A 20-year effort by University of Alaska Fairbanks researchers to monitor the northern Gulf of Alaska’s animals and environmental markers will soon expand.
The National Science Foundation has designated the northern gulf as a Long-Term Ecological Research site and will provide grant money for future science in the area. It is one of two new LTER sites. Each will receive $5.6 million in funding over five years.
Since 1997, UAF College of Fisheries and Ocean Sciences researchers have striven to understand the processes that support the region’s thriving fish, crab, seabird and marine mammal populations. Every May and September, the researchers travel by boat along the Seward Line, a route from Resurrection Bay’s mouth across the continental shelf to a point 170 miles offshore. They map the species encountered and measure ocean nutrients, temperature and salinity.
“We have monitored the shelf and Prince William Sound long enough to know where the interesting features are,” said Russ Hopcroft, a CFOS professor and the principal investigator for the new LTER project. “But, until now, we haven’t had the funds to actually dig deeper and learn more about some of the processes and mechanisms behind what we have been observing.”
The funding provided by the new LTER grant will allow the researchers to continue to monitor core ocean parameters across a greater geographic region, add new measurement types and include an additional expedition each July. This will help the researchers better understand what regulates this highly productive ecosystem that supports part of the nation’s largest fishery.
Hopcroft will work with CFOS professors Seth Danielson, Ana Aguilar-Islas and Andrew McDonnell, in collaboration with other scientists at UAF, Western Washington University, Oregon State University and the University of California Santa Cruz.
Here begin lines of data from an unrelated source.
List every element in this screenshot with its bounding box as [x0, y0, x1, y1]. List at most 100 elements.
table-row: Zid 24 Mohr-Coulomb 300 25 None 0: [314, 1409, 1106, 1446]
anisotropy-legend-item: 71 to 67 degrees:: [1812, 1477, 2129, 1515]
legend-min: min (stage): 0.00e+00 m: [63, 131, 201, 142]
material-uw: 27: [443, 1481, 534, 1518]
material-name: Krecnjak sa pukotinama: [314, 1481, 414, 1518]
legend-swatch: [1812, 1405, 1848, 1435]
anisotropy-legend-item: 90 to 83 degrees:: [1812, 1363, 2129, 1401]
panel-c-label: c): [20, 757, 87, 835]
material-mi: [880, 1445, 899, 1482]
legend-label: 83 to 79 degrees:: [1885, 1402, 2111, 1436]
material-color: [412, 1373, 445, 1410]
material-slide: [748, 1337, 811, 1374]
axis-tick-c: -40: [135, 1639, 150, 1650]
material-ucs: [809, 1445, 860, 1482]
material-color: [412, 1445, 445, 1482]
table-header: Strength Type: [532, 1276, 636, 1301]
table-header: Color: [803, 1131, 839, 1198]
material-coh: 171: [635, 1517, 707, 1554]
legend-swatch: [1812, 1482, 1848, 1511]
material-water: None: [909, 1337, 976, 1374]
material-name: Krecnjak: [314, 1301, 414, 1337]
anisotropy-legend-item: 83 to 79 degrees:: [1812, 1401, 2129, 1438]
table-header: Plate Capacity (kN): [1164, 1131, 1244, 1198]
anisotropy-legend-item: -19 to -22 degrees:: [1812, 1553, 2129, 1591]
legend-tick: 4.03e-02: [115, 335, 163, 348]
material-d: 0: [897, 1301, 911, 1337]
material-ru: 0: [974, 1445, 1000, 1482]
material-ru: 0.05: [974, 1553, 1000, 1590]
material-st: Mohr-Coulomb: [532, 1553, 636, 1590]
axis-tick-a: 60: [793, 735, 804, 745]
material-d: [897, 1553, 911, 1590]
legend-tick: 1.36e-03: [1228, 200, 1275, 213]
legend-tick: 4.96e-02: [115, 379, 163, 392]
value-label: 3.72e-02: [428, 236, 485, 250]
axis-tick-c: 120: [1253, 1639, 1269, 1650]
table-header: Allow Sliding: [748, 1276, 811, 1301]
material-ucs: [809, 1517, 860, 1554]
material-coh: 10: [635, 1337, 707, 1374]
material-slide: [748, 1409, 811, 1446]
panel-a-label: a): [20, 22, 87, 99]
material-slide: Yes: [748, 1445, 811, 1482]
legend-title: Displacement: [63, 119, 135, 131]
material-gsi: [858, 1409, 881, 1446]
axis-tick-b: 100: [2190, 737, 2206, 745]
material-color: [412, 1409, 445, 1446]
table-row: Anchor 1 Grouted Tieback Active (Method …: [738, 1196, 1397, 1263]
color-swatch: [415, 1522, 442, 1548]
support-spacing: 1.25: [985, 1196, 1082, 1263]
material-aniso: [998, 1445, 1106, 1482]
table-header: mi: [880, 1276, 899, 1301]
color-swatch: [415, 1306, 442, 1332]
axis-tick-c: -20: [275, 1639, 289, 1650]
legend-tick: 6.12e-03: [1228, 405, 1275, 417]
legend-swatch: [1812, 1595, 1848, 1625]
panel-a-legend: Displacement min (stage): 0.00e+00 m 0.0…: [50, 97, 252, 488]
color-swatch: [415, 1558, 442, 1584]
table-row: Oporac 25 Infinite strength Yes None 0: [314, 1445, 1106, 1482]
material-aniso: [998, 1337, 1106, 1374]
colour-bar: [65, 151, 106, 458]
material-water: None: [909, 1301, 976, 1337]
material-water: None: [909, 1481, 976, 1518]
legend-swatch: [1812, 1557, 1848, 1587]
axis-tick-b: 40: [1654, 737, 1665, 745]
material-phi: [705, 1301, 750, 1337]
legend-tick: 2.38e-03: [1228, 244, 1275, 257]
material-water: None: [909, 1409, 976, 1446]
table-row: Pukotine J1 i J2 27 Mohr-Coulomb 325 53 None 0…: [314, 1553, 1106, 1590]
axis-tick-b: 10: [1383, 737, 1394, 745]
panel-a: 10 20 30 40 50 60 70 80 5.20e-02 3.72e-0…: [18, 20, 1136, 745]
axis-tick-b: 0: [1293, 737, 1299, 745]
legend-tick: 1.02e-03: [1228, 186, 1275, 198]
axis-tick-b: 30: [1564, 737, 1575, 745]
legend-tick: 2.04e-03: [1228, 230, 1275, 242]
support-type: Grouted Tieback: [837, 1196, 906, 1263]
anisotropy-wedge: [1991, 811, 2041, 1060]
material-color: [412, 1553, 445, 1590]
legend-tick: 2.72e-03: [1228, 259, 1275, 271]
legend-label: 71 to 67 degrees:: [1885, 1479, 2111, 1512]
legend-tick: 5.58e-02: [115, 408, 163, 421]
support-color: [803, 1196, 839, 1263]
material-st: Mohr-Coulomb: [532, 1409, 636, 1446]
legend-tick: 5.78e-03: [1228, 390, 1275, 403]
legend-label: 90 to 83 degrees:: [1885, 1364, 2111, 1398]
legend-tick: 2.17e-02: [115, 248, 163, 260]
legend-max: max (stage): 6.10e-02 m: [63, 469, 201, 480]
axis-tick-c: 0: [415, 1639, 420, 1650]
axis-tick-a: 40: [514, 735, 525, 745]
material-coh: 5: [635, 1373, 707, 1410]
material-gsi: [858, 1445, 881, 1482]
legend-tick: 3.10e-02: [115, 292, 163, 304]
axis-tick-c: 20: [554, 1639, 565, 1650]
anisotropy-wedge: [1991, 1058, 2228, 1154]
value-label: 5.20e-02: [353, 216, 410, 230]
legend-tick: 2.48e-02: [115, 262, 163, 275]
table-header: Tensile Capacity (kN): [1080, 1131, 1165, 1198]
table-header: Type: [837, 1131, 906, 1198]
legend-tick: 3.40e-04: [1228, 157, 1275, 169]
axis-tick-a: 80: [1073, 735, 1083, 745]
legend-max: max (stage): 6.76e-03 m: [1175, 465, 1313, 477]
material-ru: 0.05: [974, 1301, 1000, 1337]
LTER sites are intended to be funded over the long term. The program is designed so researchers can study and compare distinct ecosystems in order to generate and test fundamental ecological theories. New sites are chosen in ecosystems that are not yet represented in the program and usually tend to be established in places where researchers have a proven track record of collecting meaningful data.
“We feel very lucky to have this opportunity,” Hopcroft said. “It’s a great culmination of our efforts to keep the Seward Line observation program going and demonstrate its importance.”
There are 25 previously established LTER sites, including two in Alaska at Bonanza Creek and Toolik Lake.
The Seward Line program began as part of the U.S. Global Ocean Ecosystem Dynamics program, jointly funded by the NSF and the National Oceanic and Atmospheric Administration. Over the past two decades, it has received additional support from the North Pacific Research Board, the Alaska Ocean Observing System and the Exxon Valdez Oil Spill Trustee Council.